Community Voices for 340B appreciates the Working Group’s effort to review and protect the 340B program. Please consider CV340B a resource if questions arise about the role of the 340B program in supporting public health within local communities across our nation.
For further information, contact Rhiannon Marshall Klein at rhiannon.marshall@cv340b.org.

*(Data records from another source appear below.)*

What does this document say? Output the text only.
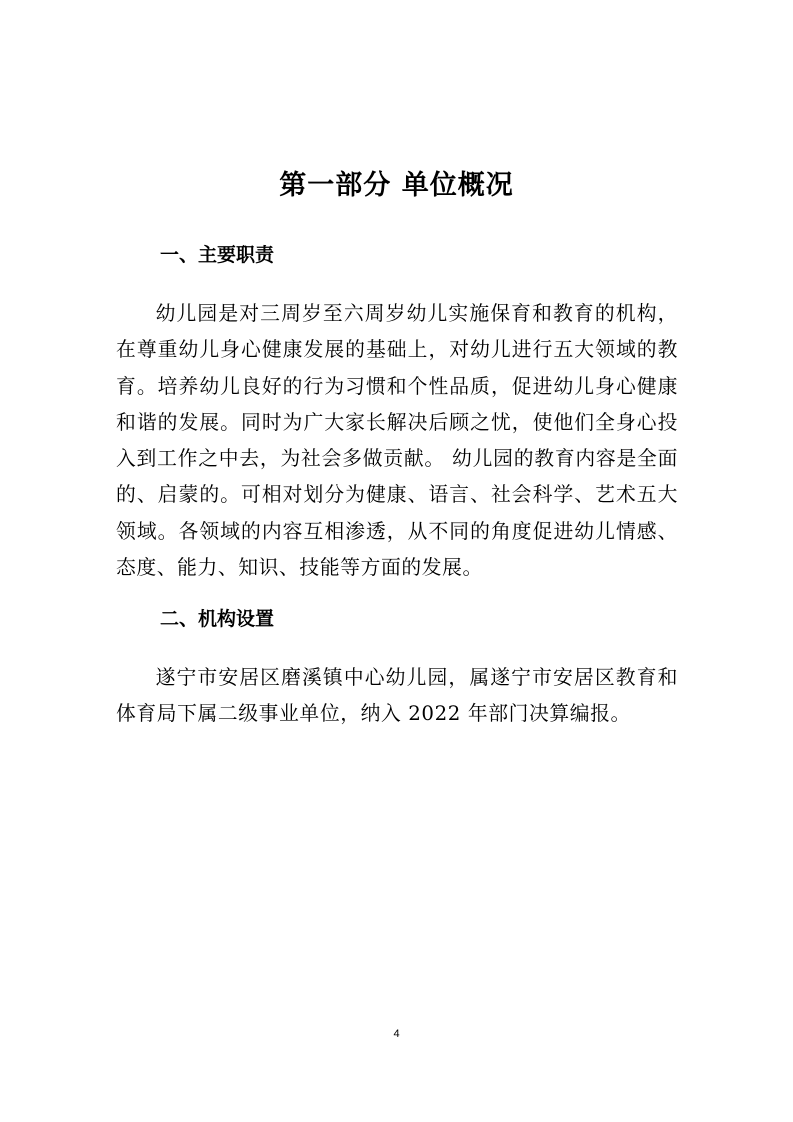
第一部分 单位概况
一、主要职责

幼儿园是对三周岁至六周岁幼儿实施保育和教育的机构，在尊重幼儿身心健康发展的基础上，对幼儿进行五大领域的教育。培养幼儿良好的行为习惯和个性品质，促进幼儿身心健康和谐的发展。同时为广大家长解决后顾之忧，使他们全身心投入到工作之中去，为社会多做贡献。 幼儿园的教育内容是全面的、启蒙的。可相对划分为健康、语言、社会科学、艺术五大领域。各领域的内容互相渗透，从不同的角度促进幼儿情感、态度、能力、知识、技能等方面的发展。

二、机构设置

遂宁市安居区磨溪镇中心幼儿园，属遂宁市安居区教育和体育局下属二级事业单位，纳入 2022 年部门决算编报。

4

[1] H.R. Rep. 102-384, 102d Cong., pt. 2, at 12 (2d Sess. 1992); see also Genesis Health Care, Inc. v. Becerra, Case 4:19-cv-01531-RBH (Nov. 3, 2023) (“The legislative history indicates that Congress was not willing ‘to continue to allow [covered entities] and their patients to remain unprotected against manufacturer price increases’ . . . . Put simply, the purpose of the 340B program was to provide a means to make 340B entities profitable in order for those [1] 340B entities to “stretch scarce Federal resources as far as possible.”); HHS’ Motion to Dismiss or, in the Alternative, for Summary Judgment, at 12, Eli Lilly, et al., v. Becerra, Case 1:21-cv-00081-SEB-MJD (Apr. 5, 2021) (The 340B Program allows covered entities to “generate much-needed revenue through sale of those medications (particularly to patients who are insured) or pass along the discounts directly to patients. The 340B Program has served a crucial role in facilitating healthcare for vulnerable patients ever since.”).